Ten onrechte ongegrond: serieuze bedreiging objectiviteit en geen wederhoor
Een klachtonderdeel over het uitvoeren van meerdere opdrachten tegelijk is daarentegen door de Accountantskamer ten onrechte ongegrond verklaard, oordeelt het CBb. Het College stelt vast dat de RA de opdracht van het bestuur van het ziekenhuis heeft gekregen om het toedrachtonderzoek uit te voeren naar de inkomende en uitgaande financiële stromen van de stichting over de periode 2011 tot en met 2014, alsmede naar de daarbij betrokken personen en partijen. Uit de beschrijving van dit onderzoek blijkt dat dit onderzoek in het bijzonder was gericht op de meldingen van ongeregeldheden door de klager in haar brief van 22 september 2014 aan het bestuur van de stichting, waarin zij ook financiële transacties heeft genoemd waarbij de waarnemend directeur is betrokken. Naast deze opdracht heeft de RA een opdracht van de waarnemend directeur aanvaard voor het leveren van diverse diensten aan het ziekenhuis. Het College is van oordeel dat de RA in het uitvoeren van deze beide opdrachten een serieuze bedreiging had moeten zien voor zijn objectiviteit en dat het treffen van maatregelen ter waarborging van zijn objectiviteit aangewezen was. Het College betrekt bij dit oordeel de omstandigheid dat het handelen van de waarnemend directeur onderdeel uitmaakte van het toedrachtsonderzoek. Niet is gebleken dat de RA zich bewust was van genoemde dreiging en dat hij afdoende maatregelen heeft getroffen. De RA heeft weliswaar gesteld dat hij voorafgaand aan de acceptatie van beide opdrachten de door de Koninklijke Nederlandse Beroepsorganisatie van Accountants (NBA) voorgeschreven risicoanalyse heeft uitgevoerd en dat hij zowel de risicoanalyse als de uitkomsten daarvan heeft besproken met zijn compliance officer, maar hij heeft dit niet met bewijsstukken onderbouwd. Verder heeft de RA naar voren gebracht dat sprake was een wekelijkse bespreking van zijn opdrachten voor de waarnemend directeur met de voorzitter van het bestuur. De RA heeft geen bewijstukken, zoals gespreksverslagen, overgelegd waaruit blijkt dat deze besprekingen daadwerkelijk hebben plaatsgevonden. Gelet op het voorgaande is het College van oordeel dat de accountant onvoldoende heeft onderbouwd dat hij een toereikende maatregel in de zin van artikel 21 van de VGBA heeft getroffen.
Geen wederhoor
Ook een ander klachtonderdeel heeft de Accountantskamer wat het College betreft ten onrechte ongegrond verklaard, namelijk het verwijt dat de RA het concept-eindrapport van het toedrachtsonderzoek niet voor wederhoor aan de klager heeft voorgelegd, terwijl hij dat wel had toegezegd. De Accountantskamer heeft ten aanzien van dit klachtonderdeel overwogen dat dit verwijt weliswaar terecht is gemaakt maar dat gesteld noch aan te nemen is dat het ontbreken van wederhoor afbreuk heeft gedaan aan de deugdelijke grondslag van het rapport. Daarom is de omissie van de RA onvoldoende tuchtrechtelijk relevant, oordeelde de Accountantskamer.

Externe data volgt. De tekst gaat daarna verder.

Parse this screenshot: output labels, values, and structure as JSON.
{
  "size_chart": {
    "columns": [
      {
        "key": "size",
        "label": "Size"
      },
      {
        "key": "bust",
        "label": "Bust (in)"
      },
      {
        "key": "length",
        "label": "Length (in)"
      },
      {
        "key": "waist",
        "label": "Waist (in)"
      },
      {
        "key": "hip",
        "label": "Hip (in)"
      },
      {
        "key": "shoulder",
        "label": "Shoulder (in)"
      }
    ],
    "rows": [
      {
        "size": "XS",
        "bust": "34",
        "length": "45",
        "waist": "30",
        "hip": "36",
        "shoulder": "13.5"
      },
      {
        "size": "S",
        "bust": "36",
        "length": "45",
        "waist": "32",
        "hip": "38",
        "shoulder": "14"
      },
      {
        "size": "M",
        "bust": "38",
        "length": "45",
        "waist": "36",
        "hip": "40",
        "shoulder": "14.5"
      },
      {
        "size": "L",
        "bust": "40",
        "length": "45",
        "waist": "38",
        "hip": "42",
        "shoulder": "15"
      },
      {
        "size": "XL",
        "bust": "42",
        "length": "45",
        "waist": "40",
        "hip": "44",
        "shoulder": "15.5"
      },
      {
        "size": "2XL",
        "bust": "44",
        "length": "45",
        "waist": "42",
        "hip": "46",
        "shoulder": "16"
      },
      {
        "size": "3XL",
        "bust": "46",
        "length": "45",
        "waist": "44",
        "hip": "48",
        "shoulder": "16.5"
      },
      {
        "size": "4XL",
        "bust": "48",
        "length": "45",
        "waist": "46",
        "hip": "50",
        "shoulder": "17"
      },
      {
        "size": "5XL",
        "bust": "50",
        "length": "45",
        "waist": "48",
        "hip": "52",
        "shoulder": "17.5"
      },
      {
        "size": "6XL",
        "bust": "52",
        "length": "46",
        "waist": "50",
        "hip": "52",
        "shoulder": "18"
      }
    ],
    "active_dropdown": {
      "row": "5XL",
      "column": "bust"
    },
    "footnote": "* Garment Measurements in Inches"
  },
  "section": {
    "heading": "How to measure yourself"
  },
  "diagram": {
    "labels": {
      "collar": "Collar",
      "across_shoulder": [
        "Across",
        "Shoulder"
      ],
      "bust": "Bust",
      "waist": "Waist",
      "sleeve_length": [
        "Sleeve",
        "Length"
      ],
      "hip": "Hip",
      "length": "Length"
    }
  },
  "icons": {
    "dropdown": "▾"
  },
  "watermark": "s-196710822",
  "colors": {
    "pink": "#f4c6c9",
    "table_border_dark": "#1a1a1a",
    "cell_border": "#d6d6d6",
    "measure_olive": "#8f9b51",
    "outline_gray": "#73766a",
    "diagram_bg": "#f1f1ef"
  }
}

Het College stelt voorop dat het toepassen van wederhoor ten aanzien van bevindingen in het algemeen geen doel op zich is, maar een middel ter verkrijging van een deugdelijke grondslag voor de bevindingen. Dat laat onverlet dat een accountant door het niet nakomen van een toezegging dat hoor en wederhoor zal plaatsvinden kan handelen in strijd met de fundamentele beginselen, in het bijzonder de fundamentele beginselen van professionaliteit en zorgvuldigheid. In de TOR staat expliciet vermeld dat de personen die worden genoemd in het rapport schriftelijk worden uitgenodigd om kennis te nemen van de voor hen relevante delen van het conceptrapport met het verzoek de vermelde feiten en omstandigheden op juistheid en volledigheid te becommentariëren. Voorts vermeldt het verslag van het met de klager gehouden interview op 6 augustus 2015 dat het deel van het conceptrapport dat op haar beweringen betrekking heeft in het kader van hoor en wederhoor aan haar voor een reactie wordt voorgelegd. Vast staat dat de RA dit niet heeft gedaan. Anders dan de Accountantskamer is het College van oordeel dat dit nalaten tuchtrechtelijk relevant is, namelijk als een schending van de fundamentele beginselen van professionaliteit en zorgvuldigheid. Het College betrekt bij dit oordeel dat de klager zich in een kwetsbare positie bevond als klokkenluidster en dat de RA had moeten begrijpen dat zij een groot belang had bij het nakomen van de toezegging om wederhoor te bieden. De stelling van de RA dat geen sprake was van een persoonsgericht onderzoek naar het handelen van de klager is weliswaar juist, maar doet hier niet aan af. De RA heeft verder niet onderbouwd welke concrete aanwijzingen er bestonden dat, zoals door hem gesteld, de verwachting bestond dat gelekt zou worden uit het conceptrapport als de personen die genoemd worden in het conceptrapport gelegenheid tot wederhoor geboden zou worden. Bovendien valt niet in te zien waarom het niet mogelijk zou zijn geweest om extra waarborgen te treffen ter voorkoming van lekken. Door de klager geen wederhoor te bieden heeft de RA onzorgvuldig en in strijd met het fundamentele beginsel van professionaliteit gehandeld, oordeelt het College.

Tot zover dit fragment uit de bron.